Coding Agents: Claude Writes 80% of Code at Anthropic as the Ecosystem Explodes

Anthropic revealed that Claude already authorizes more than 80% of production code. OpenCode reached 7.5 million monthly developers. MiniMax M3 arrived with 1M context and sparse attention. Coding agents have gone from experiment to infrastructure.

Coding Agents: Claude Writes 80% of Code at Anthropic as the Ecosystem Explodes
By IA al Día

AI-powered programming agents have crossed a threshold few would have predicted a year ago: they are no longer auxiliary tools, but the primary development engine in the companies that adopt them.

Three data points from this week confirm it from different angles.

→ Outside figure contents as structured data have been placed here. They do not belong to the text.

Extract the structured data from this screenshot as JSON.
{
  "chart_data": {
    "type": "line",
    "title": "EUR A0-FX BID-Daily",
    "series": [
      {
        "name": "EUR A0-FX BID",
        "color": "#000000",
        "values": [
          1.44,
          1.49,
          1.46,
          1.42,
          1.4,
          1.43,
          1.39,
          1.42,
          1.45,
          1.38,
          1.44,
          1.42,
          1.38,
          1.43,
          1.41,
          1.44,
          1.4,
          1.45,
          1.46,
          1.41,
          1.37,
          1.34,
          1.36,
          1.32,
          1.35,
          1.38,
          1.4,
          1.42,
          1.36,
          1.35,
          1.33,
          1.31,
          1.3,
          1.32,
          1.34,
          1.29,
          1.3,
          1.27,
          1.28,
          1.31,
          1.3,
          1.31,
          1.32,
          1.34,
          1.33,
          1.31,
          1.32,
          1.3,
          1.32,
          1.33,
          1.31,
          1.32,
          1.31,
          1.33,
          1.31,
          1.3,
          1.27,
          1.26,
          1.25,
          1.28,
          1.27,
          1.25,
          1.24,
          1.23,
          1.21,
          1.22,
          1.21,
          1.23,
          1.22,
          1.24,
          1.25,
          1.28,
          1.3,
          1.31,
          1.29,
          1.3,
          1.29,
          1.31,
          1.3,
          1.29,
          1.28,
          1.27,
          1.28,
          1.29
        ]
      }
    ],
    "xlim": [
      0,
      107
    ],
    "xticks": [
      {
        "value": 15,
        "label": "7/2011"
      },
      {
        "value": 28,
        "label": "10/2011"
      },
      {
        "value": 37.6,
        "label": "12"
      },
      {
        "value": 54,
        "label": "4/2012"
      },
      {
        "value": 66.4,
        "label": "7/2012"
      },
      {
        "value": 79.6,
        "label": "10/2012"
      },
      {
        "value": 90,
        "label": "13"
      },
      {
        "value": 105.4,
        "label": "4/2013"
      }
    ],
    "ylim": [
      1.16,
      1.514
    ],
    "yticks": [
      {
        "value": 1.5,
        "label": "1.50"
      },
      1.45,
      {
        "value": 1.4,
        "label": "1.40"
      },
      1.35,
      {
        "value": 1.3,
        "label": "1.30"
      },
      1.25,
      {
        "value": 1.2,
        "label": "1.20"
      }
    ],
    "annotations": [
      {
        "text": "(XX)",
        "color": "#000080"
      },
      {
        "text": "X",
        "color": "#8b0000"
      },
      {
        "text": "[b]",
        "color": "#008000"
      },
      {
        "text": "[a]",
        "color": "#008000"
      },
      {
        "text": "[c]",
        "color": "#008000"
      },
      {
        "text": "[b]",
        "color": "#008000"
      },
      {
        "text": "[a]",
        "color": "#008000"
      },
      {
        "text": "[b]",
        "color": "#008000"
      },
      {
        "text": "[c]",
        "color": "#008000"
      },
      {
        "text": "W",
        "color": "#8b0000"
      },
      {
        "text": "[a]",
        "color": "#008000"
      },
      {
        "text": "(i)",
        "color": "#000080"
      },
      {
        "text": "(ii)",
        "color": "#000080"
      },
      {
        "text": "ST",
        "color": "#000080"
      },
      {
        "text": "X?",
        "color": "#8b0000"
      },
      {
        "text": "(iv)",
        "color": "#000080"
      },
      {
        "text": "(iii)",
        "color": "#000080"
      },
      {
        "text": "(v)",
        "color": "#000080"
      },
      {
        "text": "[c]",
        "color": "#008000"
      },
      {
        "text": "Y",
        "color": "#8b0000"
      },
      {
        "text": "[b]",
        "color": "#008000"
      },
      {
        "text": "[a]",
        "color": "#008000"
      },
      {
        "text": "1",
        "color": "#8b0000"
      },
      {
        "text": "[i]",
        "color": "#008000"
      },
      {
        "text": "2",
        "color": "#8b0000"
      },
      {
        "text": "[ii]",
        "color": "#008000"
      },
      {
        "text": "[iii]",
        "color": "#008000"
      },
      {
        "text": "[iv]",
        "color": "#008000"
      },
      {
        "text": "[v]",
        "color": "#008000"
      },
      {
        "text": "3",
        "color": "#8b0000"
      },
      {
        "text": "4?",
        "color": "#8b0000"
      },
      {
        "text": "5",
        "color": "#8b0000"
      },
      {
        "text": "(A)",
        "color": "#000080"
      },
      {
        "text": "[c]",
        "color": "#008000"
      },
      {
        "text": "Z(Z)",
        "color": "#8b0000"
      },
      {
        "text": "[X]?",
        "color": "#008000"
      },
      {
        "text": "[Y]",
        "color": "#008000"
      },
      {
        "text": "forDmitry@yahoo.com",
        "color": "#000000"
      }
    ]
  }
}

80% of Code at Anthropic Is Already Written by Claude

On June 4, 2026, the Anthropic Institute published “When AI Builds Itself,” an internal analysis revealing that over 80% of code merged into production at Anthropic was written by Claude. Before the launch of Claude Code in February 2025, that figure was in the single digits.

The numbers are hard to ignore: Anthropic engineers ship 8 times more code per day than in 2024. Claude’s success rate on open-ended engineering tasks jumped from 26% to 76%. In one documented case, Claude applied more than 800 fixes in April 2026 that reduced a class of API errors by a factor of 1,000 — work an engineer estimated would have taken four years to do manually.

There is an important caveat: Anthropic is an AI lab whose main product is AI tools. Its workflow is optimized for this. This metric is not directly extrapolable to the entire industry. Anthropic itself acknowledges that code written by Claude “was somewhat worse than human-written code” in certain dimensions, and that the engineer’s role has shifted from writing code to directing and reviewing.

But the direction is clear.

OpenCode: 7.5 Million Developers and 160,000 Stars

While Anthropic published its internal metrics, the open-source project OpenCode reached 160,000 stars on GitHub and 7.5 million monthly active developers. Its official site (opencode.ai) promotes two key features that explain its adoption: support for over 75 LLM model providers through Models.dev, and LSP integration that automatically loads the correct language servers for the code being edited.

OpenCode works with local models (Ollama, llama.cpp, vLLM) and cloud APIs (Claude, GPT, Gemini), making it a flexible, free alternative to Claude Code and Cursor. Its model-agnostic architecture is likely the main reason for its explosive growth.

MiniMax M3: Sparse Attention and 1M Context

The third data point comes from the model side. MiniMax launched M3, an open-weight model with three innovations that put it on the map for coding agents: 1 million tokens of context — with a guaranteed minimum of 512K — a proprietary sparse attention architecture (MSA) achieving 9.7x acceleration in prefill and 15.6x in decode at 1M tokens, and native multimodality.

The HuggingFace community describes it as “the first open-weight model to combine top-tier programming performance, a million-token context window, and native multimodality.” On programming benchmarks, it competes directly with Claude Opus 4.7 and GPT-5 Codex, but at a fraction of the cost.

The Pattern

All three points converge on the same thing: coding agents are no longer a curiosity. They are infrastructure. Claude Code demonstrates real productivity at enterprise scale. OpenCode democratizes access with an open, multi-model platform. MiniMax M3 pushes the technical limits of what an open model can do.

For a developer, the question is no longer “should I use a coding agent,” but “which one serves me best for what I need.”